Dads come in all sizes and flavors. Some are wise, some are faithful, and some are simply funny. I have been blessed to have a funny dad myself, and my husband was a wise one. I know. Father’s Day was in June, but it just evoked memories too good not to share.
When I was young, my dad had a country store and service station. He worked hard through the week but was always faithful to go to church. He led the music and was instrumental in helping young children learn to get before the public. He often would call some up to help him direct a song. After he would sit back down and the preacher would begin his sermon, dad would often doze off. Mom would have one of us girls to sit by him and punch him if he started drifting. It was my Sunday for the task, and I guess I wasn’t very alert to my job. The preacher was loudly proclaiming – “All have sinned and come short of the glory of God.” Then he added, “There’s not a perfect man in this house. If there is, I’d just like for him to raise his hand.”
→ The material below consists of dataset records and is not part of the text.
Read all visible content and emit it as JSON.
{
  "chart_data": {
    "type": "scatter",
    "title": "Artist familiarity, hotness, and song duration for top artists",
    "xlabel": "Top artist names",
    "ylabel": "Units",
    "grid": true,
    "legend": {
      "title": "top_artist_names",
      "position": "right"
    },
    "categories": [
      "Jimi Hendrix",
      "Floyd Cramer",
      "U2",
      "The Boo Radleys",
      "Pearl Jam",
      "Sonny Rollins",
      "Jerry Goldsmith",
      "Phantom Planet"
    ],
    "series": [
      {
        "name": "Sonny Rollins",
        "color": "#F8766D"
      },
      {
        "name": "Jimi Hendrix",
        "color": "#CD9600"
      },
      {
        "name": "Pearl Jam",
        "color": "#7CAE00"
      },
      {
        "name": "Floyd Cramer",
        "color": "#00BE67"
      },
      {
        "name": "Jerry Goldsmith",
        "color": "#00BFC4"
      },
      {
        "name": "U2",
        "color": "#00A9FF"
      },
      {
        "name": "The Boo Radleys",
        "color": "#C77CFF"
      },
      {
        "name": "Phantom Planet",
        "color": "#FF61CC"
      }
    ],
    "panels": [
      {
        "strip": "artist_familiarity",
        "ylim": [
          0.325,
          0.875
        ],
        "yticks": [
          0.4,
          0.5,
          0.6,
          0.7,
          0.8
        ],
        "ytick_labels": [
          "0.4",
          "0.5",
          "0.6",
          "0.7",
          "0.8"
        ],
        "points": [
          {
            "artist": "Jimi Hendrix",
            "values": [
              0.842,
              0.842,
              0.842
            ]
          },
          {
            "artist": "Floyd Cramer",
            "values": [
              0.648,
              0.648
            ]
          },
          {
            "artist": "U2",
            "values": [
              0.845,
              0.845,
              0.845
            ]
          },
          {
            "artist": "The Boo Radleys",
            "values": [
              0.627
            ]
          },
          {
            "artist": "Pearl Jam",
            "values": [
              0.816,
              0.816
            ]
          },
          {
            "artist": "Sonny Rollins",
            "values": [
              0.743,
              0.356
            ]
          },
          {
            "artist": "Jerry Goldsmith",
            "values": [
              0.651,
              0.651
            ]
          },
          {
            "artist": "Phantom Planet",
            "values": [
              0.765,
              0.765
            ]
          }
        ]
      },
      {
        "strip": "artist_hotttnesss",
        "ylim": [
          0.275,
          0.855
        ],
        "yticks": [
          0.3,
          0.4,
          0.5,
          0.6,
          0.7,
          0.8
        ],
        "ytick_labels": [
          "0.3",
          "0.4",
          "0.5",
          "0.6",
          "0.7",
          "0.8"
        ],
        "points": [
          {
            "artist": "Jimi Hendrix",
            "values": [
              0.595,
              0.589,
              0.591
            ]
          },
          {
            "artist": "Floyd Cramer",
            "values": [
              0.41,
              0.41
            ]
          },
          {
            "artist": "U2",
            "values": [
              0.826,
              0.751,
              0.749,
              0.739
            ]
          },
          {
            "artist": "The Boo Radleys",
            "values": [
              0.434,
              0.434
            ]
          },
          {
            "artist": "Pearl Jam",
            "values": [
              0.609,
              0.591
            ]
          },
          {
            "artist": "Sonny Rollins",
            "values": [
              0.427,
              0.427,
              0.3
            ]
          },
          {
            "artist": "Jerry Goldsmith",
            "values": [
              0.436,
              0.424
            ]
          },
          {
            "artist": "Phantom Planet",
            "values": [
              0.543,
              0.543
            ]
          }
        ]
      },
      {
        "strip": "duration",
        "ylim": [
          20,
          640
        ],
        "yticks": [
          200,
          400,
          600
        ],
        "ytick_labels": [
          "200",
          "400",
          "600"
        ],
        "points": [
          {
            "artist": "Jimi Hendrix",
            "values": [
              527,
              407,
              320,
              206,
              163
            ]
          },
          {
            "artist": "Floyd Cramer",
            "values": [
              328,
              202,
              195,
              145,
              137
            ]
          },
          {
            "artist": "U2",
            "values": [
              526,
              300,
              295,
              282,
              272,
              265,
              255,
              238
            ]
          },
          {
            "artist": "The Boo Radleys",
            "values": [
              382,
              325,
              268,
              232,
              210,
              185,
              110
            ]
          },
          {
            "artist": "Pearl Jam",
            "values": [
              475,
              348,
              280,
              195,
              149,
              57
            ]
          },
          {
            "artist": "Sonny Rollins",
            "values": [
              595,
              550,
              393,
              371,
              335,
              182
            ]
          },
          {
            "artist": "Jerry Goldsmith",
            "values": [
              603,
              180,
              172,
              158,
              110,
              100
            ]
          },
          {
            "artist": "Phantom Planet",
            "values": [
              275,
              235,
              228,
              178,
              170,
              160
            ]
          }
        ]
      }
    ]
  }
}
All Daddy heard was “Raise his hand.” He thought they were voting on something and raised his hand. Laughter rang out from all over the building. He was a funny man but was also faithful, as was my husband Steve.
When our boys were small, they went out in my dad’s muddy garden and stepped on every one of my dad’s young tomato plants, smashing them in the mud. Where I would just have gotten a keen switch and administered their “just desserts” right there, Steve was wiser. He always wanted the boys to understand fully why they were being punished. That day, he explained how hard Pop had worked to set the plants out, and now he would have to replant them. He questioned the boys one by one, from oldest to youngest. “Steve (Jr.), if you were the dad, what would you do?
“I would talk to them and tell them they would get a spanking if they ever did that again.”
“Scott, how about you?”
“Hmm. I don’t know.”
Shannon, who was about three-years-old at the time, answered, “Whip ‘em, I’d whip ‘em.”
Although Steve had difficulty keeping the grin off his face, he did what needed to be done. “I think I agree with Shannon. Boys, go get your switch.” They never stomped tomato plants again.
A friend, who has a precocious child, packed his daughter’s school lunch for her when her mother was ill. That afternoon, she asked her dad, “Do you not like kids?”
“Why would you ask that?” asked her mom.
“Well, you always pack a Capri Sun and candy, and Dad just packed water.” The tables were turned when the daughter went to the dentist and found she had cavities in all her new molars. I guess dads get it right sometimes.
Faithful fathers are so important to families and, subsequently, to our nation. Many take seriously the mandate to Train up a child in the way he should go, and when he is old he will not depart from it. Proverbs 28:6.
Let’s make July the month that we thank God for good dads and pray for those who aren’t.